The boy said he liked the drawing on her notebook of the unicorn and the butterfly with big doe eyes. She heard the TV going and opened her eyes to see the troll in a different shirt bending over in the far recesses of the basement. But by the time she opened her mouth, he disappeared. She heard him upstairs moving the furniture again; stone snakes raced across the ceiling. And something was in her mouth, mealy and sweet. It took a minute to recognize the flavor, narrow it down to a fruit, then land on the letters, arrange them, APPLE. The seeds and the stem were like bark against her teeth. But she swallowed these bits and let pee drizzle against her thigh, run down the crack of her rear. And then the poke of a bone against her cheek and she winced. The troll offered her a pork-chop bone with a bit of meat on the end. She grabbed it quick and ran across the floor, squatted in the corner and gnawed the fat. He sat on the stairs laughing, calling her his little monkey. Cute little monkey girl.

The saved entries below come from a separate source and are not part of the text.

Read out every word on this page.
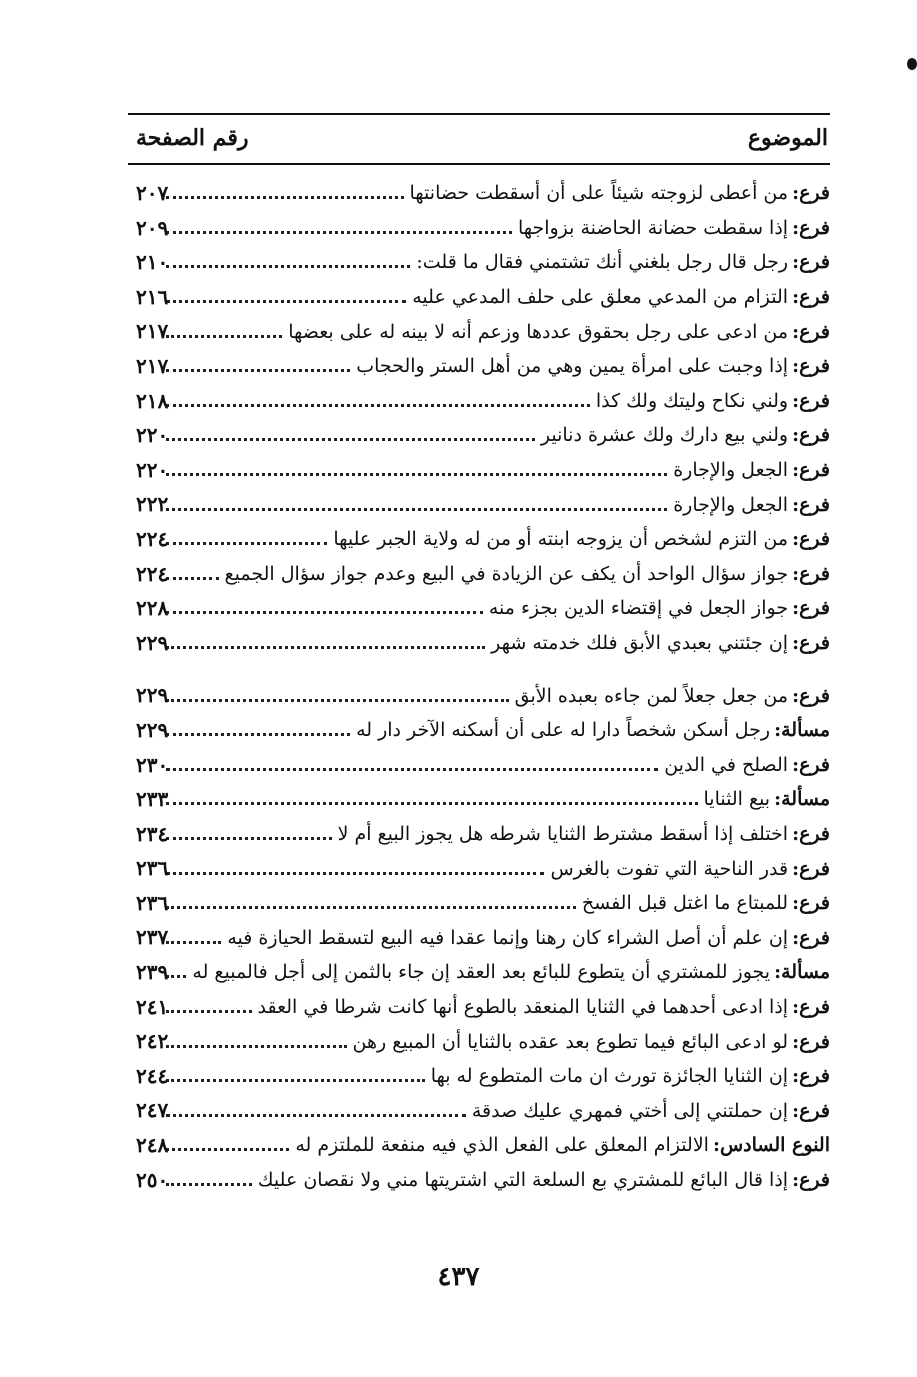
الموضوع
رقم الصفحة
فرع:
من أعطى لزوجته شيئاً على أن أسقطت حضانتها
٢٠٧
فرع:
إذا سقطت حضانة الحاضنة بزواجها
٢٠٩
فرع:
رجل قال رجل بلغني أنك تشتمني فقال ما قلت:
٢١٠
فرع:
التزام من المدعي معلق على حلف المدعي عليه
٢١٦
فرع:
من ادعى على رجل بحقوق عددها وزعم أنه لا بينه له على بعضها
٢١٧
فرع:
إذا وجبت على امرأة يمين وهي من أهل الستر والحجاب
٢١٧
فرع:
ولني نكاح وليتك ولك كذا
٢١٨
فرع:
ولني بيع دارك ولك عشرة دنانير
٢٢٠
فرع:
الجعل والإجارة
٢٢٠
فرع:
الجعل والإجارة
٢٢٢
فرع:
من التزم لشخص أن يزوجه ابنته أو من له ولاية الجبر عليها
٢٢٤
فرع:
جواز سؤال الواحد أن يكف عن الزيادة في البيع وعدم جواز سؤال الجميع
٢٢٤
فرع:
جواز الجعل في إقتضاء الدين بجزء منه
٢٢٨
فرع:
إن جئتني بعبدي الأبق فلك خدمته شهر
٢٢٩
فرع:
من جعل جعلاً لمن جاءه بعبده الأبق
٢٢٩
مسألة:
رجل أسكن شخصاً دارا له على أن أسكنه الآخر دار له
٢٢٩
فرع:
الصلح في الدين
٢٣٠
مسألة:
بيع الثنايا
٢٣٣
فرع:
اختلف إذا أسقط مشترط الثنايا شرطه هل يجوز البيع أم لا
٢٣٤
فرع:
قدر الناحية التي تفوت بالغرس
٢٣٦
فرع:
للمبتاع ما اغتل قبل الفسخ
٢٣٦
فرع:
إن علم أن أصل الشراء كان رهنا وإنما عقدا فيه البيع لتسقط الحيازة فيه
٢٣٧
مسألة:
يجوز للمشتري أن يتطوع للبائع بعد العقد إن جاء بالثمن إلى أجل فالمبيع له
٢٣٩
فرع:
إذا ادعى أحدهما في الثنايا المنعقد بالطوع أنها كانت شرطا في العقد
٢٤١
فرع:
لو ادعى البائع فيما تطوع بعد عقده بالثنايا أن المبيع رهن
٢٤٢
فرع:
إن الثنايا الجائزة تورث ان مات المتطوع له بها
٢٤٤
فرع:
إن حملتني إلى أختي فمهري عليك صدقة
٢٤٧
النوع السادس:
الالتزام المعلق على الفعل الذي فيه منفعة للملتزم له
٢٤٨
فرع:
إذا قال البائع للمشتري بع السلعة التي اشتريتها مني ولا نقصان عليك
٢٥٠
٤٣٧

As the van paused at a red light, she glanced through the black curtains. Angels were strapped to every light post. Angels made of white shredded plastic, gold halos hovered above their flesh-tone heads. Their gowns were cov
ered with car exhaust. Sandy recognized them from the highway in front of the mall. The van turned. Its tires wobbled like wagon wheels along an unpaved road. She was thrown up against something warm, something soft. The cat, she thought, and flipped her head to see the last bit of streetlight shine on a mess of shiny brown hair. It was Sandy Patrick dressed in footed pajamas with teddy bears on them. She was the little monkey, skinny as a pencil and covered with black and blues, and here was Sandy, ruddy-cheeked and almost chubby, her eyelids showing the spastic flicks that signaled REM sleep.
The van stopped and the troll turned off the engine. All she could hear was his breath coming from deep down in his murky lungs, and then he hacked some mucus out the window. Cars rushed down the highway and she heard the soft sound of snow gathering on the windshield.

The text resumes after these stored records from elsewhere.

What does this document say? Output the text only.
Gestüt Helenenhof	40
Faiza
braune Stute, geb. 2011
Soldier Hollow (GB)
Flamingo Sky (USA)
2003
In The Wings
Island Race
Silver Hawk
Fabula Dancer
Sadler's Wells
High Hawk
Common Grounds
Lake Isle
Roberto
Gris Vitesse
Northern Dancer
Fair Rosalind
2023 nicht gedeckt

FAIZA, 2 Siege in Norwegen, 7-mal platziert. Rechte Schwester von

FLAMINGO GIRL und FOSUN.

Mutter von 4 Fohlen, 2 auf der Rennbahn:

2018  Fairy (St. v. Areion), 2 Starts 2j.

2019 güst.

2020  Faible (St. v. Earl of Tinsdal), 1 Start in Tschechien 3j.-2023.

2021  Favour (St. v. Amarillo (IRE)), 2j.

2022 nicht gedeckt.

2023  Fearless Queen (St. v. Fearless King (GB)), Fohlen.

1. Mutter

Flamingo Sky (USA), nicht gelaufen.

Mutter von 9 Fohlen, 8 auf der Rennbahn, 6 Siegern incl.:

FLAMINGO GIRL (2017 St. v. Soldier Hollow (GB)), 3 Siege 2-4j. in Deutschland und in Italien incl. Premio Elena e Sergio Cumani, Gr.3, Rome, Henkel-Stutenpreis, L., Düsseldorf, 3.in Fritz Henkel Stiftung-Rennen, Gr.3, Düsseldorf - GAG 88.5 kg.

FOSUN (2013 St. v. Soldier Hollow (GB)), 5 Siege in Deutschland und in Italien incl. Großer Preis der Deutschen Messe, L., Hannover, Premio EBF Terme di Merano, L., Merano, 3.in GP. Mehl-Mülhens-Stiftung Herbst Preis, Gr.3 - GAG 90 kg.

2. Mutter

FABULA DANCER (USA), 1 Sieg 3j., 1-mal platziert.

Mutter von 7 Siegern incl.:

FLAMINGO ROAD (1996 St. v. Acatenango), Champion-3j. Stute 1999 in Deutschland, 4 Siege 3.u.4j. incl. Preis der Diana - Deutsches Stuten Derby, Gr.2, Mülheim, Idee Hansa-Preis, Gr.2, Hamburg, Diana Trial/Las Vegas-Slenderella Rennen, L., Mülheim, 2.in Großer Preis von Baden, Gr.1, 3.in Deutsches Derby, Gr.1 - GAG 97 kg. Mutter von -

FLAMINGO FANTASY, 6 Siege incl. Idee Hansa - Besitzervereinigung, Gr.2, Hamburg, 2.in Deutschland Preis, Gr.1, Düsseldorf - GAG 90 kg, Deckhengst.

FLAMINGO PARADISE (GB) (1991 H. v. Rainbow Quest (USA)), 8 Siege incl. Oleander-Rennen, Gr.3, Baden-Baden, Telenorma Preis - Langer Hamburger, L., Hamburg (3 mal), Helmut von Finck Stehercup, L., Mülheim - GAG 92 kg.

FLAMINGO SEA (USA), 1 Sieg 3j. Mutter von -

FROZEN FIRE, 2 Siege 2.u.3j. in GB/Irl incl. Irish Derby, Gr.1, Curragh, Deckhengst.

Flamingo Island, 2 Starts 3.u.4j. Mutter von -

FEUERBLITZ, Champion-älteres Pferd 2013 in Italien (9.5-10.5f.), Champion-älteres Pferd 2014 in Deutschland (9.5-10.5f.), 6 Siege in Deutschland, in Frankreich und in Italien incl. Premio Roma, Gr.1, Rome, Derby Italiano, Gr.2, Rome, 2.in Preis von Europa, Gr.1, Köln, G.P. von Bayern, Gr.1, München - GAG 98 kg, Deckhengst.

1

The girl gave off a dry and comforting warmth like an electric blanket turned to the lowest setting. Wind hissed through the motorboat tarps, got caught in the ice-covered boards of the dock. Deep inside the green ice, a half-dead fish moved like a muscle spasm in the slushy body of water and the unicorn slipped as he landed on the man-made lake.

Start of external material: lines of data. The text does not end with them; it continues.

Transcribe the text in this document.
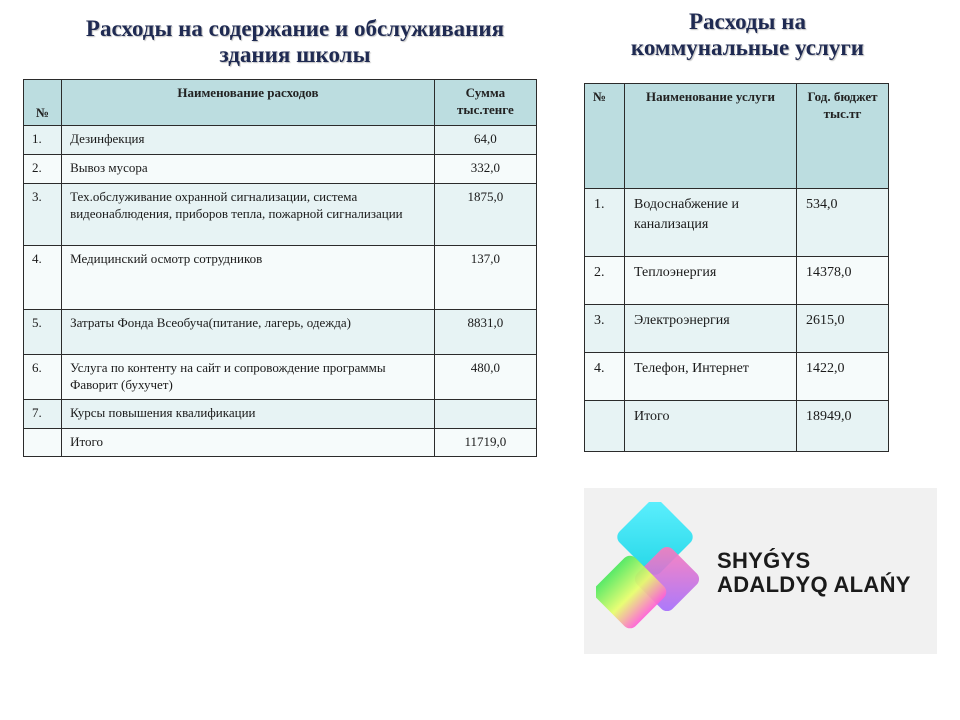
Расходы на содержание и обслуживания
здания школы
Расходы на
коммунальные услуги
№	Наименование расходов	Сумма тыс.тенге
1.	Дезинфекция	64,0
2.	Вывоз мусора	332,0
3.	Тех.обслуживание охранной сигнализации, система видеонаблюдения, приборов тепла, пожарной сигнализации	1875,0
4.	Медицинский осмотр сотрудников	137,0
5.	Затраты Фонда Всеобуча(питание, лагерь, одежда)	8831,0
6.	Услуга по контенту на сайт и сопровождение программы Фаворит (бухучет)	480,0
7.	Курсы повышения квалификации	
	Итого	11719,0
№	Наименование услуги	Год. бюджет тыс.тг
1.	Водоснабжение и канализация	534,0
2.	Теплоэнергия	14378,0
3.	Электроэнергия	2615,0
4.	Телефон, Интернет	1422,0
	Итого	18949,0
SHYǴYS
ADALDYQ ALAŃY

“Who will be with me?” she asked, but he pretended not to hear her, saying he'd just come by to give a quick hello, that he must hurry off as he was keynote speaker at the self-empowerment conference and already he'd missed the free baked chicken.
When he was as tiny as a bit of paper blown up into the sky, she watched the moon rise over the water. The skeleton baby waited inside. That bone baby would stay inside the moon forever. Only the dandelions kept changing from suns to moons, then back again.